CHUNK_SIZE = 1000 # the higher the better without timing out, this is upload-speed dependent (it should be able to be bumped to at least 10000)

awsauth = AWS4Auth(AWS_ACCESS_ID, AWS_SECRET_KEY, "us-east-1", 's3')
es = Elasticsearch(
  hosts = [{'host': SUBDOMAIN + '.chaossearch.io', 'port': 443, 'url_prefix': '/elastic', 'use_ssl': True}],
  http_auth=awsauth,
  connection_class=RequestsHttpConnection,
  verify_certs=True
)

def process_blob(full):
  decoder = JSONDecoder()

  pos = 0
  while True:
    try:
      obj, pos = decoder.raw_decode(full, pos)
      yield obj
    except JSONDecodeError as e:
      return

def actions(filename, object_group, is_gzip):
  if is_gzip:
    with gzip.open(filename) as f:
      blobs = process_blob(f.read().decode("utf-8"))
  else:
    with open(filename) as f:
      blobs = process_blob(f.read())

  for blob in blobs:
    yield {
      'op_type': 'create',
      '_index': object_group,
      "_id": "1",
      "_source": blob
    }

print("Feeding start")

start = time.time()

errors = []
failed = 0
success = 0
for ok, item in helpers.parallel_bulk(es, actions(FILENAME, OBJECT_GROUP, IS_GZIPPED), chunk_size=CHUNK_SIZE, max_chunk_bytes=10000000):
  if not ok:
    if not stats_only:
      errors.append(item)
    failed += 1
  else:
    success += 1

end = time.time()

print("Feeding complete")

print("errors: " + str(errors))
print("failures: " + str(failed) + ", successes: " + str(success))
print("took " + str(end - start))

📘

Please allow for ~30 seconds after the first ES Bulk request completes for the Index Dataset to appear. After this initial delay, data from new requests will be available for querying in <20 seconds.
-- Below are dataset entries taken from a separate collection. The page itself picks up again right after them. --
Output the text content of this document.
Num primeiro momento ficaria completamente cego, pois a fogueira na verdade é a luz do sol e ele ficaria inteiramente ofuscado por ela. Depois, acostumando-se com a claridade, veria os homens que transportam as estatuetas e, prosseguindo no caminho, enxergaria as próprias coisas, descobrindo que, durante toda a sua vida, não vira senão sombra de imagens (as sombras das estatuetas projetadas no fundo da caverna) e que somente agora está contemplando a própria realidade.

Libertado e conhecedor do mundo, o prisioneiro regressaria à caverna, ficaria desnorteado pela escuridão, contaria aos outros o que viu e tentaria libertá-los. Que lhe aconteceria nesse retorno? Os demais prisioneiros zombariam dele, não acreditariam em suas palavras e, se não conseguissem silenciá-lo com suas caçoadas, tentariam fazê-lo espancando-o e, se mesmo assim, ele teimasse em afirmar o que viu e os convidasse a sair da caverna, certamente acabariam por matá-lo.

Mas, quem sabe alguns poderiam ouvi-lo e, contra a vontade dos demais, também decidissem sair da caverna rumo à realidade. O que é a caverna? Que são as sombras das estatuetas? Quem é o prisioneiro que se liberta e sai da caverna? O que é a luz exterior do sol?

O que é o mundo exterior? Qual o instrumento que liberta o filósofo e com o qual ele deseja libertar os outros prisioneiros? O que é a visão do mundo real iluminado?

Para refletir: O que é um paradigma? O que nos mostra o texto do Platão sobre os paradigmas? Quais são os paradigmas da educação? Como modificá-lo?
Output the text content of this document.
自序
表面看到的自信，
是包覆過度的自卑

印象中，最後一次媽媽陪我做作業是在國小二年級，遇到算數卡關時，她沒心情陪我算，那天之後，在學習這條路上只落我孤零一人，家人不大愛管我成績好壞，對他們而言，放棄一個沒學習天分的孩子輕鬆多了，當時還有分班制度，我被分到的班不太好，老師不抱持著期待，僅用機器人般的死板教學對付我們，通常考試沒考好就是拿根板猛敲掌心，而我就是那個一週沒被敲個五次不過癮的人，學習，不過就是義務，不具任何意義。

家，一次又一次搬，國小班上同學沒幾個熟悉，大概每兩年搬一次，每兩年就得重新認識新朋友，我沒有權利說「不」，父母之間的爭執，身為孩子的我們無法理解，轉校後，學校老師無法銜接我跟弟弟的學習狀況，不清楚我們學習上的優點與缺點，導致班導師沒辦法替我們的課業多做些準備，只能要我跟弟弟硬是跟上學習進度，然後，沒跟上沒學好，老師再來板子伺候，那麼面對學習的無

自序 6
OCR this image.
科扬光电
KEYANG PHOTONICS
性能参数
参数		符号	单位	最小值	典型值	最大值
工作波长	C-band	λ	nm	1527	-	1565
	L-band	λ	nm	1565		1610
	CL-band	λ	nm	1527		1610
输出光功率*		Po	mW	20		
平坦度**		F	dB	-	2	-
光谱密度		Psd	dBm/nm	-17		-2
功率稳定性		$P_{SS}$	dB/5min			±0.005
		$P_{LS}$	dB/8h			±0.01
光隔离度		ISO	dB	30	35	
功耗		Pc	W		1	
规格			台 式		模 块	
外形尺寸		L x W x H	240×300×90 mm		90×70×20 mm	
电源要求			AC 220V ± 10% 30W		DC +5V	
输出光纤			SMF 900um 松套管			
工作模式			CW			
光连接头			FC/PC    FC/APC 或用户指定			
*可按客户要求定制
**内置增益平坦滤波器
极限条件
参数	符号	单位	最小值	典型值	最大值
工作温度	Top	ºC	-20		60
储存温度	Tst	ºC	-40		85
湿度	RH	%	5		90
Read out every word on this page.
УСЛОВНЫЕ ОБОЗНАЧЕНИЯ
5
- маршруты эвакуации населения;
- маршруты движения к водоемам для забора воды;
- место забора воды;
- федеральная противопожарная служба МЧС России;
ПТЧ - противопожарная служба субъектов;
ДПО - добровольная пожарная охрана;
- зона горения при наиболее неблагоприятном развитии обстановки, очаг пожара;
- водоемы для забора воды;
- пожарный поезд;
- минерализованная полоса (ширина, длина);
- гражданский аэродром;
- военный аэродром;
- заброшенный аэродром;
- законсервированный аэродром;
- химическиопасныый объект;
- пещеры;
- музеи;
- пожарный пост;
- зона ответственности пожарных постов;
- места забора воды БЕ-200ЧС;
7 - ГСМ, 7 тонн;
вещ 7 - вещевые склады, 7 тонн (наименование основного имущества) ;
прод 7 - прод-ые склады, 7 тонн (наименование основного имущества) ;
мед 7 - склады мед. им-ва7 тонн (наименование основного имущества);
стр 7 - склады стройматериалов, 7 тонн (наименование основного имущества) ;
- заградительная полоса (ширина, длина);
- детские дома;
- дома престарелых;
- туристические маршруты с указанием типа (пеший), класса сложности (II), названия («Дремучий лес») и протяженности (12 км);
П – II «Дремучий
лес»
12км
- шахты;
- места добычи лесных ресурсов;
Elasticsearch LogStash Integration

To connect to an existing Logstash pipeline to ChaosSearch, the user must set up the Amazon ES Output plugin and configure it to point at ChaosSearch.

input {
  s3 {
	access_key_id => "AMAZON_ACCESS_KEY_ID"
	secret_access_key => "AMAZON_SECRET_ACCESS_KEY"
	bucket => "S3-Bucket-Name"
	prefix => "prefix-filter"
  }
}

output {
  amazon_es {
	hosts => ["demo.chaossearch.io"]
	path => "elastic"
	aws_access_key_id => "CHAOSSEARCH_ACCESS_KEY_ID"
	aws_secret_access_key => "CHAOSSEARCH_SECRET_ACCESS_KEY"
	index => "name-of-ObjectGroup"
  }
}

🚧

Please ignore the warnings that Logstash throws on startup. It tries to create an Index Template, but CHAOSSEARCH doesn't require one.